Welcome to TurkoTek's Discussion Forums

Archived Salons and Selected Discussions can be accessed by clicking on those words, or you can return to the Turkotek Home Page. Our forums are easy to use, and you are welcome to read and post messages without registering. However, registration will enable a number of features that make the software more flexible and convenient for you, and you need not provide any information except your name (which is required even if you post without being registered). Please use your full name. We do not permit posting anonymously or under a pseudonym, ad hominem remarks, commercial promotion, comments bearing on the value of any item currently on the market or on the reputation of any seller. Turkotek Discussion Forums - View Single Post - Scheunemann rugs

View Single Post
Old October 19th, 2013, 08:42 AM   #17
Pierre Galafassi
Members
 
Join Date: Oct 2009
Posts: 153
Default

Hi Horst,

My search on the net for a color picture of the Pohlman rug has not been a success.

Your point about the possibility of Dutch painters taking liberties with the palette of rugs is well taken. Indeed, seventeenth century painters, contrary to their Renaissance predecessors, would rarely think twice before making such modifications based on their artistic ideas.

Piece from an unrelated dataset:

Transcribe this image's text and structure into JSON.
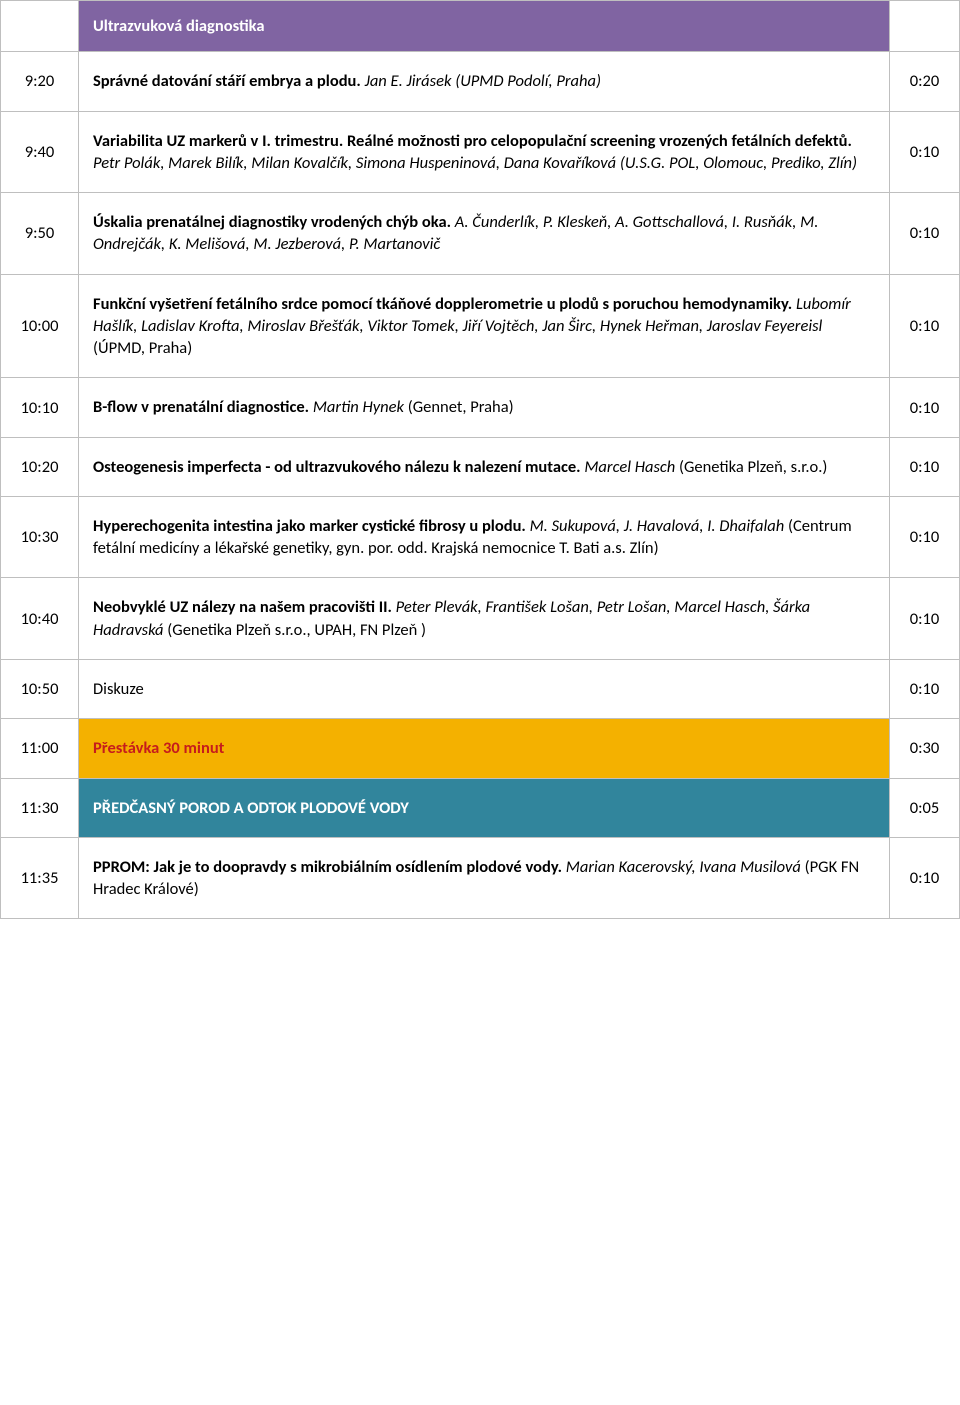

On the other hand, the fact that several dozens of painters represented Scheunemann’s rug with a similar palette, leaves some hope that the representations were, often enough, genuine in this case.

You are right, the timeline of Ghirlandaio- and Crivelli- motifs in Renaissance painting makes the theory that the latter was the ancestor of the former difficult to sustain, unless both motifs had an old tradition. A weaving in the same- or in close geographical areas remains a credible option though.

About the impact of Timurid wars on rug weaving: Yes, there is no doubt that it must have been significant in many ways, for example due to the habit of Timur (and most other Asian conquerors) to relocate talented artists and artisans from the stormed cities to his capital and main cities (instead of using their severed heads for building pyramidal road signs). On the other way, the trail of destructions spared many parts of Anatolia, which, besides, was not occupied by the victors, leaving the vanquished Ottomans free to take back and quickly amplify their domination there. In Timurid "Greater Persia", after the time of destruction a «Pax Timurica» started, which was as beneficial to Art and Trade as the «Pax Mongolica» of the Il-khanids a century before, if somewhat shorter and a trifle less stable.